The second question, about whether Weitering provides value up forward, depends on where he can create the most value for his team.
Australian football is often very similar to other sports in areas like this. The question is often asked why salaries in the NBA correlate to offensive production and not defensive production, when both are 50% of the game. The answer is ultimately because a team can always put the ball in the hands of its best offensive player, whilst a defender is always responding to the actions of the other team. Although simplifying it to a massive extent, an NBA team with a good perimeter defender means that the opposition can play a post-based game, and a good defensive big man means the other team can play a fast-paced perimeter game, with the Golden State Warrior’s small-ball style ushering in the decline of big, defence-only rim protecting centres that were all the rage only a few years previously.

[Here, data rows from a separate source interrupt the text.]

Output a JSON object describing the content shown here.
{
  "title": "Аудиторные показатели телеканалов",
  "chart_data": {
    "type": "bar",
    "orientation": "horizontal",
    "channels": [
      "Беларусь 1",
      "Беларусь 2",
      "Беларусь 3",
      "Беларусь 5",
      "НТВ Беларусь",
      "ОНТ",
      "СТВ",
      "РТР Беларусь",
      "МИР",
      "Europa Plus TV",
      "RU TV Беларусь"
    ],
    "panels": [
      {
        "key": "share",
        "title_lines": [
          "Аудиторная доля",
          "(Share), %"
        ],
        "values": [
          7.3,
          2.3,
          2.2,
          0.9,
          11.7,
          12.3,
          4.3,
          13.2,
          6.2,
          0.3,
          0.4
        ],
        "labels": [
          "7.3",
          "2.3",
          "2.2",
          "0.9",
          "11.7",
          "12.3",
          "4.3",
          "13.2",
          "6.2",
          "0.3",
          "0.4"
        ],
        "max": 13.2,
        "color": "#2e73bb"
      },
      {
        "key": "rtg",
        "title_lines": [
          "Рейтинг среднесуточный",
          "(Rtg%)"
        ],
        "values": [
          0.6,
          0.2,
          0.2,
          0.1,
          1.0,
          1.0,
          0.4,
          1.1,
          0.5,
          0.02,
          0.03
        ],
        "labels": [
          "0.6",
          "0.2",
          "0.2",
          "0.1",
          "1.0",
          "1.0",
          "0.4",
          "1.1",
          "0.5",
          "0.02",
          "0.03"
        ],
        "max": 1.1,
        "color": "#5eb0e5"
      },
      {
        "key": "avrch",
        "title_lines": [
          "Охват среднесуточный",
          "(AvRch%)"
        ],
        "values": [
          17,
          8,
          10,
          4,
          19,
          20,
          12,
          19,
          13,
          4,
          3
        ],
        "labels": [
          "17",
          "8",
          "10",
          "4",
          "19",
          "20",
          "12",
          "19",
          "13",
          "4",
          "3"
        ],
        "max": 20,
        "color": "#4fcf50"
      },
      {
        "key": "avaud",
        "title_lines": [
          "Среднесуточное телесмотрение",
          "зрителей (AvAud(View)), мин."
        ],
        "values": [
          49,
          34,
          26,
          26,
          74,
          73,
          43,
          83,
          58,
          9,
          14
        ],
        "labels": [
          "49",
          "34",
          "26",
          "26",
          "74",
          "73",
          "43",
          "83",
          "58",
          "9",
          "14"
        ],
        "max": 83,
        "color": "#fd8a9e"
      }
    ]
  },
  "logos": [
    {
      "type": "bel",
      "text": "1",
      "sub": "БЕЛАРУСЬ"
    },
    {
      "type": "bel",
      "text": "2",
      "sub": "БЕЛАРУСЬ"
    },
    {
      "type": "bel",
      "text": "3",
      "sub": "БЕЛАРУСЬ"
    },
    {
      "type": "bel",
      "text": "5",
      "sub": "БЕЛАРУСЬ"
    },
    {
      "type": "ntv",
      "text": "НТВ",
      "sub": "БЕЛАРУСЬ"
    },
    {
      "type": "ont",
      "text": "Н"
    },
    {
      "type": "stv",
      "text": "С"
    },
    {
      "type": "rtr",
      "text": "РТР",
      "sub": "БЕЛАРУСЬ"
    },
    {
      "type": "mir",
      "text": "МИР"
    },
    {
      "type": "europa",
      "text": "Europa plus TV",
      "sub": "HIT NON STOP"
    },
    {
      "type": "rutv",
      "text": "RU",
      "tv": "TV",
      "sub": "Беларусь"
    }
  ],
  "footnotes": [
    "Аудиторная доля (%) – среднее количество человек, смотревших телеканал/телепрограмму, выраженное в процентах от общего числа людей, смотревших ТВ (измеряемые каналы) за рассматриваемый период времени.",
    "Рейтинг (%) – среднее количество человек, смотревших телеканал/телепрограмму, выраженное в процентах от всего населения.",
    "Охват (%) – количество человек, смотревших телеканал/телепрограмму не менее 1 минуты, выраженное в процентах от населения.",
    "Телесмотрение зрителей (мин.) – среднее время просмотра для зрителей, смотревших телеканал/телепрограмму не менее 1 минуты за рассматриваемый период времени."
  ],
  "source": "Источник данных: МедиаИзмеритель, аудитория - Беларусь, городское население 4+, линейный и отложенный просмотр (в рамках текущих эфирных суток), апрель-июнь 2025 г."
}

The same principle applies to talented key position players in the AFL. If a player can play equally well at either end of the ground, it is better to play them forward. They can dictate terms, force the opposition defensive structure to react to their presence, and demand the ball be kicked to them, having a greater influence on the game.
In defence, their involvement depends on how the opposition are moving the ball up the ground, and how the opposition structure their forward line.Opposition teams can take a defender away from the contest if he follows his man. If your midfield is pressuring the ball effectively and you have an Easton Wood type zoning off and taking intercept marks to low quality dump kicks, and you had a player who can Alex Rance in defence and Tom Hawkins up forward, having him play like Alex Rance in defence would be a waste given the job’s half done with such effective midfield pressure.
The question is now asked of Weitering – even though he’s a natural defender, how much better of a defender than forward does he have to be to provide most value in defence? We also have to be concerned about the fallacy of sunk costs – just because Carlton should have taken Schache instead of Weitering, doesn’t mean we should play Weitering up forward for that reason.
Players like Daniel Talia are clearly not anywhere near good enough forwards to be played there, whilst others like Harris Andrews have been debuted, or even trialled up forward, whilst showing promising signs, ultimately provide more value in defence.
It’s important to then not over-value Weitering’s performance in defence given that’s what he was drafted for, and not to under-estimate his performances up forward. Whilst impressive for a first-year player, Weitering’s material impact wasn’t as significant as many believe – he only averaged 5.5 intercept possessions. Up forward, meanwhile, in the rare times last season, he was relatively impressive, kicking two against West Coast, and obviously kicking three against Richmond. For a player who is a ‘natural’ defender he played up forward effectively enough to suggest that it is of greater value to continue to play him in that position.
Considering all the above, Carlton were right to play Weitering up forward and should continue to play him in that position into the future.